D'ailleurs à la mi-décembre, à la demande de l'Inspection du travail, l'enseigne américaine de la restauration rapide a été contrainte de réintégrer un délégué syndical. Dès lors il n'y a pas d'obstacle à priori pour que les 5 autres équipiers réintègrent leur emploi.
C'est également un des éléments qui motive l'extension du conflit aux Mc Donald's Champs-Elysées, Beaugrenelle, Parmentier, Rivoli, Bonne-Nouvelle, Opéra, Saint-Germain, Pantin... auquel s'ajoutent des revendications salariales, l'embauche de personnels et l'amélioration des conditions de travail.
De ce point de vue, les 6 % d'augmentation de salaire, le 13e mois exprimés par les salarié(es) sont tout à fait légitimes.
Ces revendications le sont d'autant plus que les profits bruts de Mc Donald's dans le monde s'élevaient en 2000 à 7,87 milliards d'euros (plus de 51 milliards de francs) et qu'ils ont connu une progression de plus de 37 % en deux ans. Il est donc tout à fait possible que la direction de Mc Donald's réponde favorablement aux revendications des salarié(es) qui gagnent entre 686,02 euros et 1.067,14 euros soit (4.500 et 7.000 F) et où règne une très grande précarité.
On ne mettra pas en péril le géant de la restauration rapide. Au contraire, cet investissement dans les salaires est bon pour le développement économique et l'emploi.
Pour toutes ces raisons, les élu(es) communistes vous demandent, Monsieur le Maire, d'intervenir auprès du Ministre du Travail pour que s'engage de véritables négociations.
Si des décisions ont eu lieu depuis 15 jours, la direction campe sur ses positions. Il serait donc nécessaire de mettre en place une table ronde avec toutes les parties concernées.
Enfin, nous demandons de procéder par le C.A.S.-V.P., à des aides financières, au travers de secours d'urgence pour les jeunes Parisiens salarié(es) du Mc Donald's Strasbourg-Saint-Denis sans ressource depuis 85 jours.
Prendre une telle initiative, ce serait un geste fort pour le respect des droits des salarié(es) et des citoyens à la dignité.
On a tous vu à la télévision ce magnifique et probablement coûteux "spot publicitaire" où Mc Donald's France se vante en plein conflit d'être à l'écoute des aspirations des jeunes, des salarié(es) auxquels il offrirait un emploi et une perspective d'avenir.
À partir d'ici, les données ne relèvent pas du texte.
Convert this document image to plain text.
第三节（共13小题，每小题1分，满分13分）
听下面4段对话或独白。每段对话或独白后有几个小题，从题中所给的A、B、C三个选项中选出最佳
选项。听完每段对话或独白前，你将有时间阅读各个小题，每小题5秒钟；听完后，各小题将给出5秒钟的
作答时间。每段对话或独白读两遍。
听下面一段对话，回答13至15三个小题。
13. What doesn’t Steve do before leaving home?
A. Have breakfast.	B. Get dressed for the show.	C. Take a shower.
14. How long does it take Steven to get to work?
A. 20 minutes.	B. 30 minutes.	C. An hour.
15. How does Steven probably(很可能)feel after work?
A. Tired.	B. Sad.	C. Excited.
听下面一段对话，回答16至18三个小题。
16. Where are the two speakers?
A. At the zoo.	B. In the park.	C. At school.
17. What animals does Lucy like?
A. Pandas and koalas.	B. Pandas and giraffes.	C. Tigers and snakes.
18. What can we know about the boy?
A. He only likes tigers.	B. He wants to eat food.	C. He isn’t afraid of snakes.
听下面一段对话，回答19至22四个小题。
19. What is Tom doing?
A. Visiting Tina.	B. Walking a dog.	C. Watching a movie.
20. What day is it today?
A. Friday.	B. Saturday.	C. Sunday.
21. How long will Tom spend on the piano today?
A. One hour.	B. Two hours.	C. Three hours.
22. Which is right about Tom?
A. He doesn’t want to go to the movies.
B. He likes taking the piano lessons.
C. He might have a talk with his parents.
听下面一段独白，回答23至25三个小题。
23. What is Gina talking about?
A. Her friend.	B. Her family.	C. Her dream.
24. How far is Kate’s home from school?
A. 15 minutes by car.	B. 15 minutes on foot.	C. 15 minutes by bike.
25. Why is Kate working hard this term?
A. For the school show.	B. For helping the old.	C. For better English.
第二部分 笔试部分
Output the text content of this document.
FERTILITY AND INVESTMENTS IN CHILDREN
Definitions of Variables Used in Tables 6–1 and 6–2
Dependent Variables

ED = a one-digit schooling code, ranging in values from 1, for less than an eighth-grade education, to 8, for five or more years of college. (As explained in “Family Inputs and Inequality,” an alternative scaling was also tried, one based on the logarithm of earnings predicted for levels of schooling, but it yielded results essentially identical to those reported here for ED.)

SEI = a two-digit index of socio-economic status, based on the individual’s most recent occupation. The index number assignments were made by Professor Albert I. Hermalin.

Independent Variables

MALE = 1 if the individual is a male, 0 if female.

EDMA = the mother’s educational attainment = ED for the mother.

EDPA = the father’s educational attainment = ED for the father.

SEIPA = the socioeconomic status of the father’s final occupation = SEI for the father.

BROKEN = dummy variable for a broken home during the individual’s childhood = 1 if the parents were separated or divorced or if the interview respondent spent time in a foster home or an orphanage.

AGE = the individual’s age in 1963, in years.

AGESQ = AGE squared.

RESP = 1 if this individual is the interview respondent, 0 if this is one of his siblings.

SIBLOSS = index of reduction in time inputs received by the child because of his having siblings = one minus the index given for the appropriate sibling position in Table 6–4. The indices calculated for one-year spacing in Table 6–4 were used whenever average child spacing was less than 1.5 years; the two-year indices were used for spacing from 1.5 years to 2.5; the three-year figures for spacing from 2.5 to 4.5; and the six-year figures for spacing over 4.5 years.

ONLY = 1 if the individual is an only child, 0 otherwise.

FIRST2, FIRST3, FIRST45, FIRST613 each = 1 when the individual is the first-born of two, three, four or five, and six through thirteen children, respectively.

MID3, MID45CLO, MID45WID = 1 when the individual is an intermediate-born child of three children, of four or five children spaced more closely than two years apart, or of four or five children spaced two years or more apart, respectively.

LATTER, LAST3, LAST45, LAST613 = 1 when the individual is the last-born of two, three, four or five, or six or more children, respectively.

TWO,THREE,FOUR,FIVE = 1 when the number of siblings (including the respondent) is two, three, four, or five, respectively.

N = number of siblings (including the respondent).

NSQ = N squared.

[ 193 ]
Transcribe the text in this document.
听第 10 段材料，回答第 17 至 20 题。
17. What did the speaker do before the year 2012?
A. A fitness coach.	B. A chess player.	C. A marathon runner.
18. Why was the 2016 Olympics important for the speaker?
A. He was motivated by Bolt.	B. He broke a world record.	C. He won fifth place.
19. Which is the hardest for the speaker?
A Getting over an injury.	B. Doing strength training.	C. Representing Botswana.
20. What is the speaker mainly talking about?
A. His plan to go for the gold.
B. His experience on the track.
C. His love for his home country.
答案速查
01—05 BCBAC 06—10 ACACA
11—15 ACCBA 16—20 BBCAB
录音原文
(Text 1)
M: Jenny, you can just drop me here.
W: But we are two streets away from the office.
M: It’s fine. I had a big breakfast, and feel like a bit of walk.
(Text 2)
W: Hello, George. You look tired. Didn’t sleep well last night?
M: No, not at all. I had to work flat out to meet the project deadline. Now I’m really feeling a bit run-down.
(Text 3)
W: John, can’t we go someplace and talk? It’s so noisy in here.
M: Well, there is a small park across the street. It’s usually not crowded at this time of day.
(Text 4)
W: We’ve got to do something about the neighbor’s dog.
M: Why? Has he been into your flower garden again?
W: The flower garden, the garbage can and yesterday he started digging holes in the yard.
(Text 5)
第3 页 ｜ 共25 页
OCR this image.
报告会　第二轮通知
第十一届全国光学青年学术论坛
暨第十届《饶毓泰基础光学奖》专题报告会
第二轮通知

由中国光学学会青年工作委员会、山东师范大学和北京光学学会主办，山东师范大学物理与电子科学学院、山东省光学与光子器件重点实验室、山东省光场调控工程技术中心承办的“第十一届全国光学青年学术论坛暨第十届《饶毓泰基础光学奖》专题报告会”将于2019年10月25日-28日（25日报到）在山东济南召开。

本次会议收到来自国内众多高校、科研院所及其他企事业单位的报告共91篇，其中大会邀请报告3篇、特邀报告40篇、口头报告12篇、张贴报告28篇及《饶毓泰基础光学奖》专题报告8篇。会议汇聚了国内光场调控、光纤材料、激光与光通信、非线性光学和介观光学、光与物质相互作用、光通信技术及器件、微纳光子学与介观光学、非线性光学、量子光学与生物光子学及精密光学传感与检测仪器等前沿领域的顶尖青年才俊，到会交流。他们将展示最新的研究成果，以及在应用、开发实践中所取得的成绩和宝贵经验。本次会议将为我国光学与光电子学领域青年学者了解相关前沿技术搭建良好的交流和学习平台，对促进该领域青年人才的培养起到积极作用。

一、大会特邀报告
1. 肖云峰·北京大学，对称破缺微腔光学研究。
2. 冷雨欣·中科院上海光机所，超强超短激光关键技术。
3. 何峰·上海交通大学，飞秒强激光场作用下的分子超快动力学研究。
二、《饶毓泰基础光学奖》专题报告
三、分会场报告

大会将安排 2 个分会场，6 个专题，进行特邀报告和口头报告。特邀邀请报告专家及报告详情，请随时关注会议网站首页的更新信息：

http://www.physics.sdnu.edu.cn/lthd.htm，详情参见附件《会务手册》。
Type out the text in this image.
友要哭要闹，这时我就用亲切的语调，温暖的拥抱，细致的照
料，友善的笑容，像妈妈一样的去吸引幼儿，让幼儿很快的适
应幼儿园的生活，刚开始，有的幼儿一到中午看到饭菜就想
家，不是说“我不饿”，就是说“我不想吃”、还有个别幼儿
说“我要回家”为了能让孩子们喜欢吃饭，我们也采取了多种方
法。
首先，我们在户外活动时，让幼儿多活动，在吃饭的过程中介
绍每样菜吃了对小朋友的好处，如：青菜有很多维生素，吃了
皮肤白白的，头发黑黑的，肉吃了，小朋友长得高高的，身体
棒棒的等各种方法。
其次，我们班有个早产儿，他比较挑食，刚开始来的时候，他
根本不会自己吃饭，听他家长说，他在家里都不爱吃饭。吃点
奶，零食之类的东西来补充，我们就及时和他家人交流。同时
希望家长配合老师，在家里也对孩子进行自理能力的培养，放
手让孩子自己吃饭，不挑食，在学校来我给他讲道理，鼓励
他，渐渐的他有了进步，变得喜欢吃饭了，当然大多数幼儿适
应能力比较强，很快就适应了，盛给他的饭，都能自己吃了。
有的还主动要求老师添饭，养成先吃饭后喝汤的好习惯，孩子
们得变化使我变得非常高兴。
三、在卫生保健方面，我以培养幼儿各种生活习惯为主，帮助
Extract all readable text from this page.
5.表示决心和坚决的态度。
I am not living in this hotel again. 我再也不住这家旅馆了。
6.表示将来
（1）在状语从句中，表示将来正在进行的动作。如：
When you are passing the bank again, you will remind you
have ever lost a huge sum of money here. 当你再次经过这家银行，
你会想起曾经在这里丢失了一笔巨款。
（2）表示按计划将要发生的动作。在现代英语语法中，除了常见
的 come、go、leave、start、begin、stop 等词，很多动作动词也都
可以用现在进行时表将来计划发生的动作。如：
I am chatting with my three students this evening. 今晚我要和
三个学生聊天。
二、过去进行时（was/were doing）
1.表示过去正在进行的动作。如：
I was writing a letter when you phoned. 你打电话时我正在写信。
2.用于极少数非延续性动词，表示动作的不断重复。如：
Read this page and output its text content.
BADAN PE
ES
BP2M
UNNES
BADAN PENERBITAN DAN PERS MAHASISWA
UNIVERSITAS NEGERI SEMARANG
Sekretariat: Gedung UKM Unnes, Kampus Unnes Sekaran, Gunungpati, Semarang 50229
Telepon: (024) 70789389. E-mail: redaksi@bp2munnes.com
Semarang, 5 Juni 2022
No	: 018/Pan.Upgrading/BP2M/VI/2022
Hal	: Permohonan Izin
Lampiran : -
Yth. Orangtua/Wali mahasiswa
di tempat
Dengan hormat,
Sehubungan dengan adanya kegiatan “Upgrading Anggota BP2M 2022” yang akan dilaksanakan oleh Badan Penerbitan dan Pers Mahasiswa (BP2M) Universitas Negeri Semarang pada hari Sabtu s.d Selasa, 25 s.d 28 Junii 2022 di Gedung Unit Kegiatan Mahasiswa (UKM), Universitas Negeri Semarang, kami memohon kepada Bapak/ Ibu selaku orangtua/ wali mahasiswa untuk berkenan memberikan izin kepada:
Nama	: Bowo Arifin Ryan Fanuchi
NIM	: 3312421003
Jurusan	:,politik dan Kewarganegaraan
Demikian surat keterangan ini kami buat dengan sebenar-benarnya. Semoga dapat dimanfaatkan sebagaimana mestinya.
Nous pouvons contribuer, comme nous le proposons, même symboliquement à ce que cette maxime devienne enfin réalité pour les jeunes salarié(es). Aujourd'hui les jeunes veulent que leur travail soit reconnu et avec des droits.
Je vous remercie."
La huitième question de Mme Véronique DUBARRY et des membres du groupe "Les Verts" est adressée à M. le Maire de Paris et à M. le Préfet de police. Je vous en donne lecture :
"Monsieur le Maire, Monsieur le Préfet de police, chers collègues,
Les statistiques de la délinquance seront dévoilées d'ici quelques jours au grand public. Avant même leur parution, nous avons droit à de gros titres dans les journaux sur cette "très mauvaise année", sur ces "chiffres terrifiants", etc. Et ceci même avant de connaître la teneur exacte de ces statistiques, dont on peut s'attendre, comme l'an dernier, que l'augmentation générale soit en dû en grande partie aux infractions financières. Je vous rappelle que l'an dernier ce type d'infractions était en augmentation de 22 % !
Par ailleurs, je trouve terriblement dommage et préjudiciable pour tout le monde, que l'on fasse une lecture aussi simpliste de ces chiffres (comme celle qui nous est régulièrement servie par les bancs de droite de cette Assemblée). Je me permets de vous rappeler et d'insister sur le fait que ces chiffres reflètent en réalité et avant tout l'activité de la police, ce dont nous devrions tous nous féliciter. Mais je comprends bien que les bancs de l'opposition soient plus réticents que d'autres à l'activité multipliée de la police et de la justice, on a d'ailleurs pu le constater récemment avec la démission d'un juge !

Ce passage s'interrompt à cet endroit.